Gli è rimasto accanto solo il padre, un uomo mite e semplice, tramviere di professione. Non sembra in grado di poter aiutare Marco, eppure, silenzioso e tenace, è sempre presente, instancabile. Dopo l’ennesimo incidente in cui il figlio, ubriaco fradicio, si schianta di notte contro un camion, capisce che non c’è più tempo, serve una svolta radicale.
C’è una possibilità di un lavoro nella cooperativa delle pulizie dell’ospedale pediatrico. Marco, però, ha paura di non farcela, teme che vivere a contatto con il dolore altrui, specialmente quello dei bambini malati, gli risulti insopportabile. La sua straripante sensibilità gli fa sentire nell’anima la bellezza della poesia ma amplifica anche la percezione del dolore. Nella delicata fase che sta vivendo la vicinanza con altra sofferenza potrebbe essere devastante.

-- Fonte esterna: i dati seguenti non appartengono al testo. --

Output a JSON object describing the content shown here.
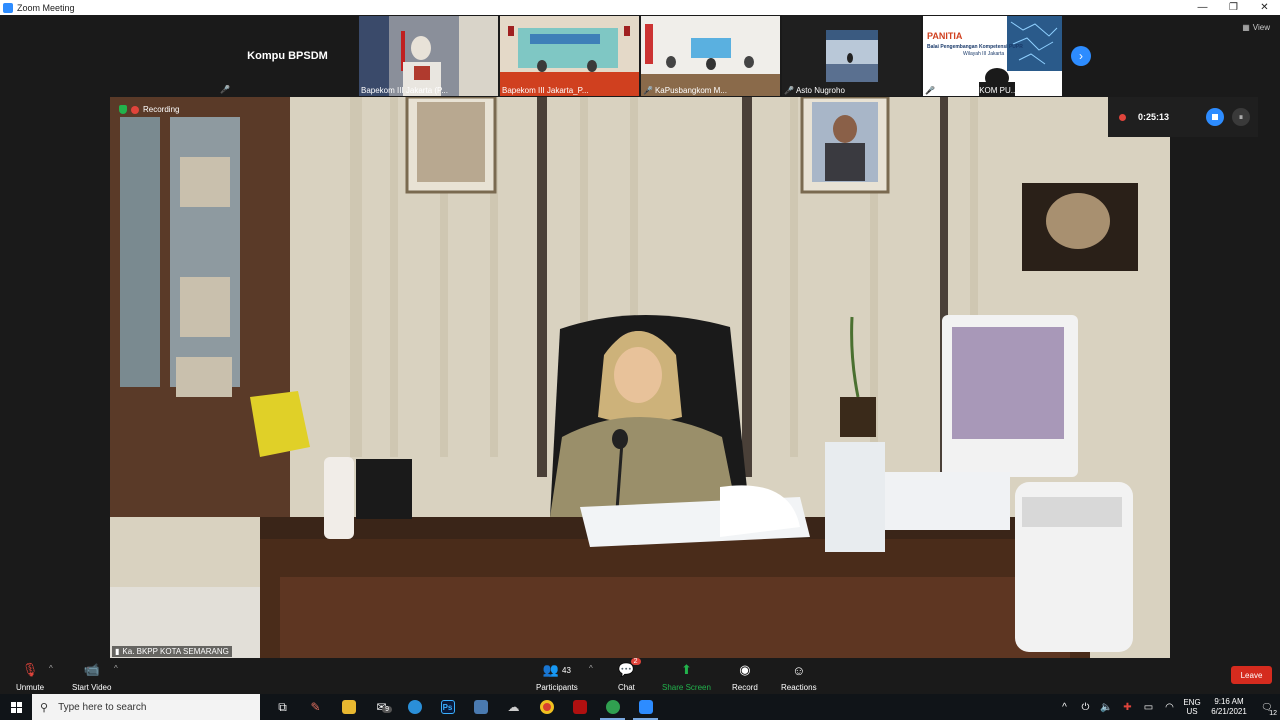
{
  "window": {
    "title": "Zoom Meeting",
    "controls": {
      "minimize": "—",
      "restore": "❐",
      "close": "✕"
    }
  },
  "view_button": {
    "label": "View"
  },
  "gallery": [
    {
      "name": "Kompu BPSDM",
      "type": "text",
      "muted": true
    },
    {
      "name": "Bapekom III Jakarta (P...",
      "type": "video",
      "muted": false
    },
    {
      "name": "Bapekom III Jakarta_P...",
      "type": "video",
      "muted": false
    },
    {
      "name": "KaPusbangkom M...",
      "type": "video",
      "muted": true
    },
    {
      "name": "Asto Nugroho",
      "type": "video",
      "muted": true
    },
    {
      "name": "Mikc_BAPEKOM PU...",
      "type": "slide",
      "muted": true,
      "slide_title": "PANITIA",
      "slide_sub1": "Balai Pengembangan Kompetensi PUPR",
      "slide_sub2": "Wilayah III Jakarta"
    }
  ],
  "main_video": {
    "status": "Recording",
    "speaker": "Ka. BKPP KOTA SEMARANG"
  },
  "recording": {
    "time": "0:25:13"
  },
  "toolbar": {
    "unmute": "Unmute",
    "start_video": "Start Video",
    "participants": "Participants",
    "participants_count": "43",
    "chat": "Chat",
    "chat_badge": "2",
    "share_screen": "Share Screen",
    "record": "Record",
    "reactions": "Reactions",
    "leave": "Leave"
  },
  "taskbar": {
    "search_placeholder": "Type here to search",
    "mail_badge": "9",
    "ps_label": "Ps",
    "language": "ENG",
    "region": "US",
    "time": "9:16 AM",
    "date": "6/21/2021",
    "notifications": "12"
  },
  "colors": {
    "zoom_blue": "#2d8cff",
    "record_red": "#e0443b",
    "leave_red": "#d52b1e",
    "share_green": "#22b24c"
  }
}
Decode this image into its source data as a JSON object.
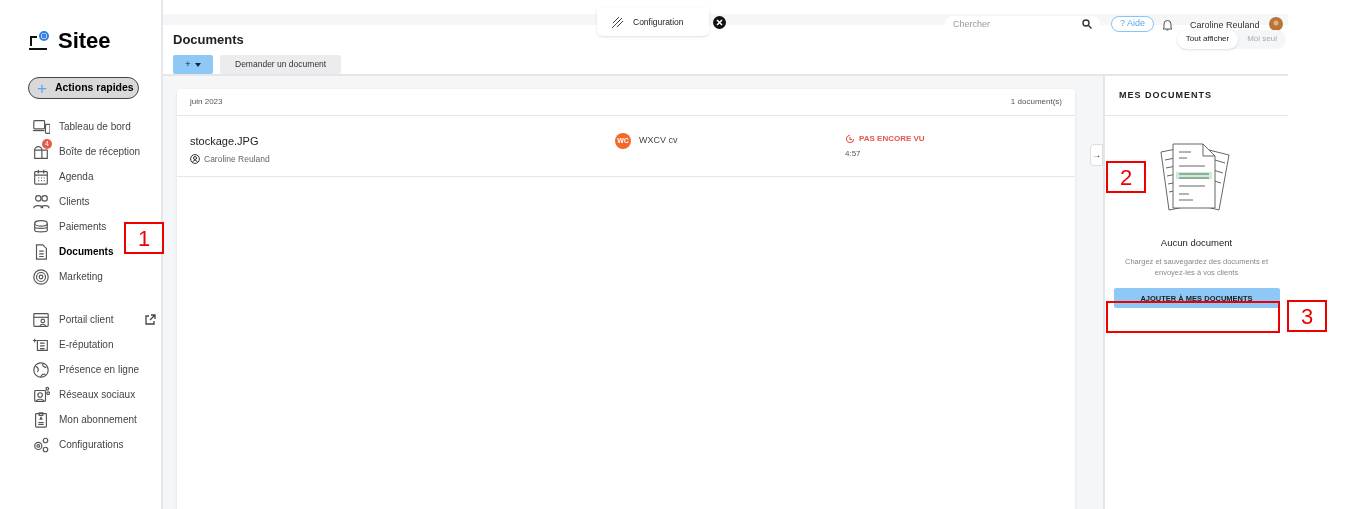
{
  "brand": {
    "name": "Sitee"
  },
  "quick_actions": {
    "label": "Actions rapides",
    "icon": "+"
  },
  "sidebar": {
    "items": [
      {
        "label": "Tableau de bord",
        "selected": false
      },
      {
        "label": "Boîte de réception",
        "selected": false,
        "badge": "4"
      },
      {
        "label": "Agenda",
        "selected": false
      },
      {
        "label": "Clients",
        "selected": false
      },
      {
        "label": "Paiements",
        "selected": false
      },
      {
        "label": "Documents",
        "selected": true
      },
      {
        "label": "Marketing",
        "selected": false
      }
    ],
    "items_2": [
      {
        "label": "Portail client",
        "external": true
      },
      {
        "label": "E-réputation",
        "external": false
      },
      {
        "label": "Présence en ligne",
        "external": false
      },
      {
        "label": "Réseaux sociaux",
        "external": false
      },
      {
        "label": "Mon abonnement",
        "external": false
      },
      {
        "label": "Configurations",
        "external": false
      }
    ]
  },
  "top_bar": {
    "config_tab": "Configuration",
    "search": {
      "placeholder": "Chercher"
    },
    "help": "? Aide",
    "user": "Caroline Reuland"
  },
  "page": {
    "title": "Documents",
    "add_button": "+",
    "request_button": "Demander un document",
    "filters": [
      {
        "label": "Tout afficher",
        "selected": true
      },
      {
        "label": "Moi seul",
        "selected": false
      }
    ]
  },
  "document_group": {
    "month": "juin 2023",
    "count": "1 document(s)",
    "rows": [
      {
        "file": "stockage.JPG",
        "owner": "Caroline Reuland",
        "client_initials": "WC",
        "client": "WXCV cv",
        "status": "PAS ENCORE VU",
        "time": "4:57"
      }
    ]
  },
  "side_panel": {
    "title": "MES DOCUMENTS",
    "toggle": "→",
    "empty_title": "Aucun document",
    "empty_text": "Chargez et sauvegardez des documents et envoyez-les à vos clients",
    "button": "AJOUTER À MES DOCUMENTS"
  },
  "annotations": [
    "1",
    "2",
    "3"
  ]
}
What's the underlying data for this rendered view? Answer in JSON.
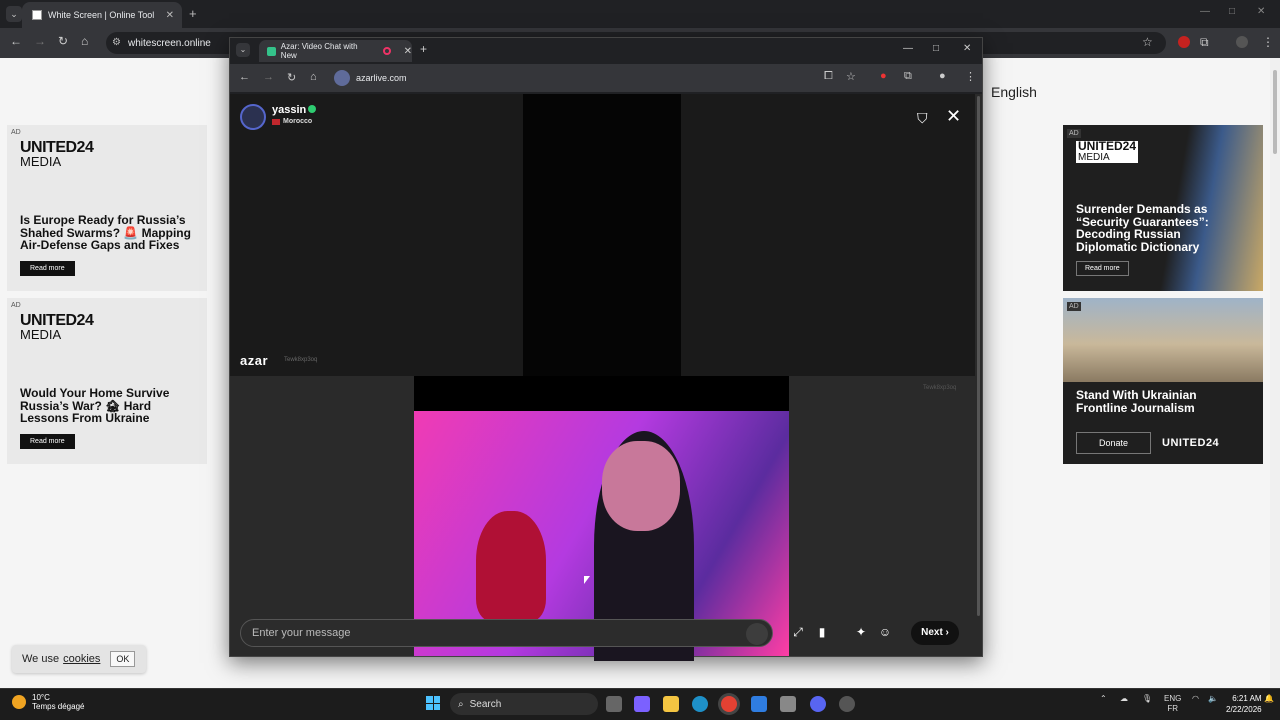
{
  "outer_browser": {
    "tab_title": "White Screen | Online Tool",
    "url": "whitescreen.online"
  },
  "page": {
    "language": "English",
    "left_ads": [
      {
        "tag": "AD",
        "brand": "UNITED24",
        "brand_sub": "MEDIA",
        "headline": "Is Europe Ready for Russia’s Shahed Swarms? 🚨 Mapping Air-Defense Gaps and Fixes",
        "button": "Read more"
      },
      {
        "tag": "AD",
        "brand": "UNITED24",
        "brand_sub": "MEDIA",
        "headline": "Would Your Home Survive Russia’s War? 🏚 Hard Lessons From Ukraine",
        "button": "Read more"
      }
    ],
    "right_ads": [
      {
        "tag": "AD",
        "brand": "UNITED24",
        "brand_sub": "MEDIA",
        "headline": "Surrender Demands as “Security Guarantees”: Decoding Russian Diplomatic Dictionary",
        "button": "Read more"
      },
      {
        "tag": "AD",
        "headline": "Stand With Ukrainian Frontline Journalism",
        "button": "Donate",
        "brand": "UNITED24"
      }
    ],
    "cookie": {
      "text": "We use",
      "link": "cookies",
      "ok": "OK"
    }
  },
  "inner_browser": {
    "tab_title": "Azar: Video Chat with New",
    "url": "azarlive.com"
  },
  "azar": {
    "user_name": "yassin",
    "country": "Morocco",
    "logo": "azar",
    "session_id": "Tewk8xp3oq",
    "message_placeholder": "Enter your message",
    "next_label": "Next ›"
  },
  "taskbar": {
    "temp": "10°C",
    "weather": "Temps dégagé",
    "search": "Search",
    "lang": "ENG",
    "lang_sub": "FR",
    "time": "6:21 AM",
    "date": "2/22/2026"
  },
  "colors": {
    "accent_green": "#34c28a",
    "ad_dark": "#1f1f1f",
    "cam_pink": "#f03bb4"
  }
}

Invece, sarà proprio l’esperienza dell’ospedale, il lavoro in gruppo condividendo la fatica, il contatto quotidiano con la malattia dei piccoli pazienti, a indicargli la strada da percorrere per liberarsi dal male di vivere che lo affligge. Ricominciare non sarà facile, sarà un percorso impervio e difficile, con continue ricadute e sbandamenti, ma anche con una consapevolezza nuova.
La casa degli sguardi, splendido esordio alla regia di Luca Zingaretti, è un film duro e potente, capace di toccare corde profonde e di emozionare. Non era semplice portare sullo schermo l’omonimo romanzo autobiografico di Daniele Mencarelli, scrittore già adottato da Francesco Bruni nella serie Tutto chiede salvezza. Il rischio di compiacere il pubblico raccontando il dolore con toni da melodramma o emozioni facili era alto. Zingaretti lo evita abilmente con una regia attenta e misurata, senza retorica né pietismi. Racconta la sofferenza di Marco quasi con pudore, con profondo rispetto e una sincerità che arriva al cuore. Emoziona facendo parlare gli sguardi, i silenzi, i piccoli gesti come le corna fatte dal bambino malato alla finestra.
Non ci sono eventi miracolosi, Marco ritrova una via d’uscita dall’angoscia esistenziale grazie alla solidarietà della squadra delle pulizie e alla condivisione reciproca dei propri problemi, capendo che ognuno vive, in un modo o nell’altro, l’esperienza del dolore. E che anestetizzarsi con alcool o droghe non serve a nulla.
“Il dolore non si può eliminare, va vissuto come una tappa necessaria”, ha affermato lo stesso regista,
“quando Marco scopre che il dolore non è evitabile ne uscirà fuori, perché il dolore si deve accogliere, per riacquistare la capacità di stare nelle cose, senza fuggirne”.
Il rapporto padre-figlio è un po' l’asse centrale attorno al quale ruotano gli altri personaggi della storia.
Se la bravura di Zingaretti nella parte del padre non è stata una sorpresa, lo è, invece, la formidabile interpretazione di Marco da parte di Gianmarco Franchini. Il giovane attore, che aveva da poco brillantemente esordito in Adagio di Sollima, dà vita a una performance recitativa viscerale e palpitante. Trasuda rabbia e angoscia ma trasmette anche dolcezza e tenerezza. Non è difficile prevedere una carriera luminosa per questo giovane attore. Va detto, però, che l’intero cast ha funzionato benissimo: tutti i personaggi, anche quelli secondari, sono scritti e recitati in modo assolutamente credibile.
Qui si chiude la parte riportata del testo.